En 2007, l'entrée en vigueur du règlement européen REACH, concernant l’enregistrement, l’évaluation et l’autorisation des substances chimiques a d’emblée eu pour objectif de combler les carences de connaissances sur les substances chimiques. Ainsi, ce sont plusieurs milliers de substances qui devront être évaluées d'ici 2020. Aujourd’hui encore, certaines d’entre elles ne possèdent que les tests sur animaux en guise d’expérimentation. Pour empêcher la multiplication de ces tests, jugés comme particulièrement cruels par les nombreux opposant à l’expérimentation animale, le déclarant de la substance va devoir parvenir à démontrer que le test sur animal ce trouve être « nécessaire ».
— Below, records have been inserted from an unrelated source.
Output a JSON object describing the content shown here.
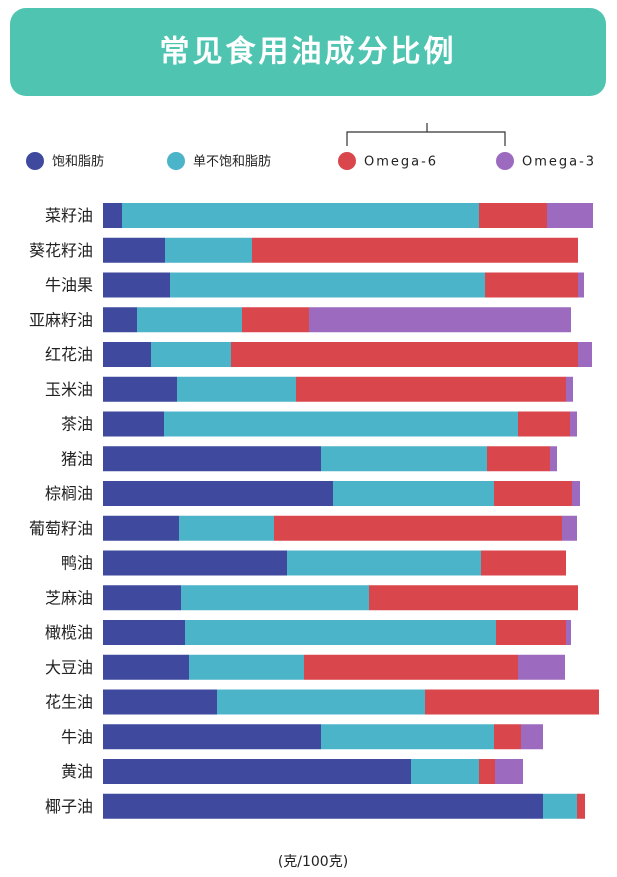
{
  "chart_data": {
    "type": "bar",
    "orientation": "horizontal",
    "stacked": true,
    "title": "常见食用油成分比例",
    "x_label": "(克/100克)",
    "categories": [
      "菜籽油",
      "葵花籽油",
      "牛油果",
      "亚麻籽油",
      "红花油",
      "玉米油",
      "茶油",
      "猪油",
      "棕榈油",
      "葡萄籽油",
      "鸭油",
      "芝麻油",
      "橄榄油",
      "大豆油",
      "花生油",
      "牛油",
      "黄油",
      "椰子油"
    ],
    "series": [
      {
        "name": "饱和脂肪",
        "color": "#3f4a9e",
        "values": [
          3.8,
          12.4,
          13.4,
          6.8,
          9.6,
          14.8,
          12.2,
          43.6,
          46,
          15.2,
          36.8,
          15.6,
          16.4,
          17.2,
          22.8,
          43.6,
          61.6,
          88
        ]
      },
      {
        "name": "单不饱和脂肪",
        "color": "#4cb4c9",
        "values": [
          71.4,
          17.4,
          63,
          21,
          16,
          23.8,
          70.8,
          33.2,
          32.2,
          19,
          38.8,
          37.6,
          62.2,
          23,
          41.6,
          34.6,
          13.6,
          6.8
        ]
      },
      {
        "name": "Omega-6",
        "color": "#d9464b",
        "values": [
          13.6,
          65.2,
          18.6,
          13.4,
          69.4,
          54,
          10.4,
          12.6,
          15.6,
          57.6,
          17,
          41.8,
          14,
          42.8,
          34.8,
          5.4,
          3.2,
          1.6
        ]
      },
      {
        "name": "Omega-3",
        "color": "#9c6bbf",
        "values": [
          9.2,
          0,
          1.2,
          52.4,
          2.8,
          1.4,
          1.4,
          1.4,
          1.6,
          3,
          0,
          0,
          1,
          9.4,
          0,
          4.4,
          5.6,
          0
        ]
      }
    ]
  }
}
L’Agence européenne des produits chimiques tient toutefois à préciser que la majorité des enregistrements se font par le biais de la méthode de la « soumission conjointe », constituant un premier rempart pour limiter les tests sur les animaux. En effet, puisque 98% des substances sont enregistrées conjointement entre déclarants, si des tests venaient à être réalisés, les résultats bénéficieront à tous les déclarants présents dans la soumission conjointe. Cela évitera donc que chacun d’entre eux effectuent de manière individuelle des tests identiques concernant la même substance.
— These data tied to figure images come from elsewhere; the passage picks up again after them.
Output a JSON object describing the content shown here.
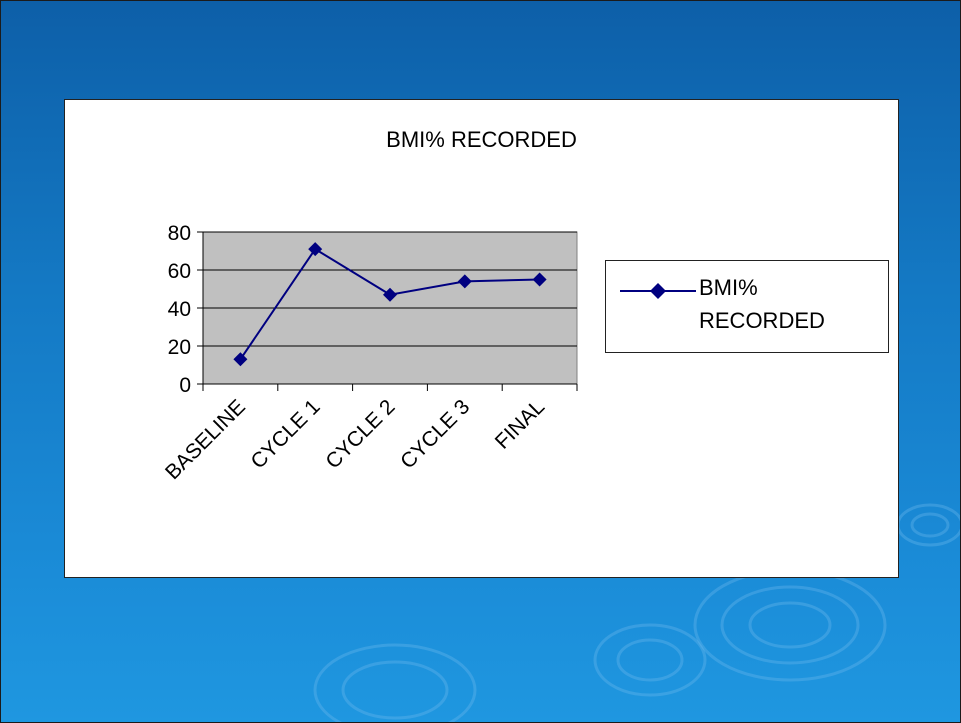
{
  "slide": {
    "background_color": "#1479c4"
  },
  "chart_data": {
    "type": "line",
    "title": "BMI% RECORDED",
    "xlabel": "",
    "ylabel": "",
    "categories": [
      "BASELINE",
      "CYCLE 1",
      "CYCLE 2",
      "CYCLE 3",
      "FINAL"
    ],
    "series": [
      {
        "name": "BMI% RECORDED",
        "values": [
          13,
          71,
          47,
          54,
          55
        ],
        "color": "#000080",
        "marker": "diamond"
      }
    ],
    "ylim": [
      0,
      80
    ],
    "yticks": [
      "0",
      "20",
      "40",
      "60",
      "80"
    ],
    "grid": true,
    "plot_background": "#c0c0c0",
    "legend_position": "right"
  }
}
L’Agence quant à elle, définit cette approche comme « l’utilisation des informations pertinentes sur des substances analogues («substances sources») afin de prévoir les propriétés de substances «cibles». Si elle est correctement mise en œuvre, les essais expérimentaux peuvent s'en trouver réduits puisqu'il n'est pas nécessaire de tester chaque substance cible ». Dès lors, la soumission conjointe de substance est l’une des méthodes les plus couramment adoptées pour compléter les données manquantes en vue des enregistrements présentés au titre de REACH.

Après un premier rapport publié en juin 2011, et un deuxième en date de juin 2014, un troisième rapport sur l’utilisation d’alternatives aux tests sur les animaux en application de l’article 117 du règlement n° 1907/2006 du 18 décembre 2006, vient d’être publié ce mois de juin 2017.

Il est ici question de l’analyse des données issues de l’enregistrement des substances soumises par des entreprises à l’Agence européennes des produits chimiques (ECHA). Dans ce nouveau rapport, sont plus précisément visés les dossiers d’enregistrements conjoints et individuels soumis à l’Agence entre les années 2008 et 2016, représentant près de 6 290 substances.

Ce qui ressort de ce rapport est l’utilisation croissante de méthodes alternatives aux essais sur les animaux. En effet, 89% des dossiers ferraient référence à, au minimum, une méthode alternative aux tests sur les animaux.

S’agissant de ces alternatives, la plus courante d’entre elle, en ce qu’elle est utilisée pour 63% des substances analysées, est celle consistant en l’utilisation d’information sur des substances similaires via le regroupement de substances et la méthode des références croisées.

Par ailleurs, on trouve sur la deuxième marche du podium la technique de la combinaison d’information provenant de différentes sources (à hauteur de 43%). Enfin, la méthode de la modélisation informatique vient fermer la marche avec son taux de 34% d’utilisation.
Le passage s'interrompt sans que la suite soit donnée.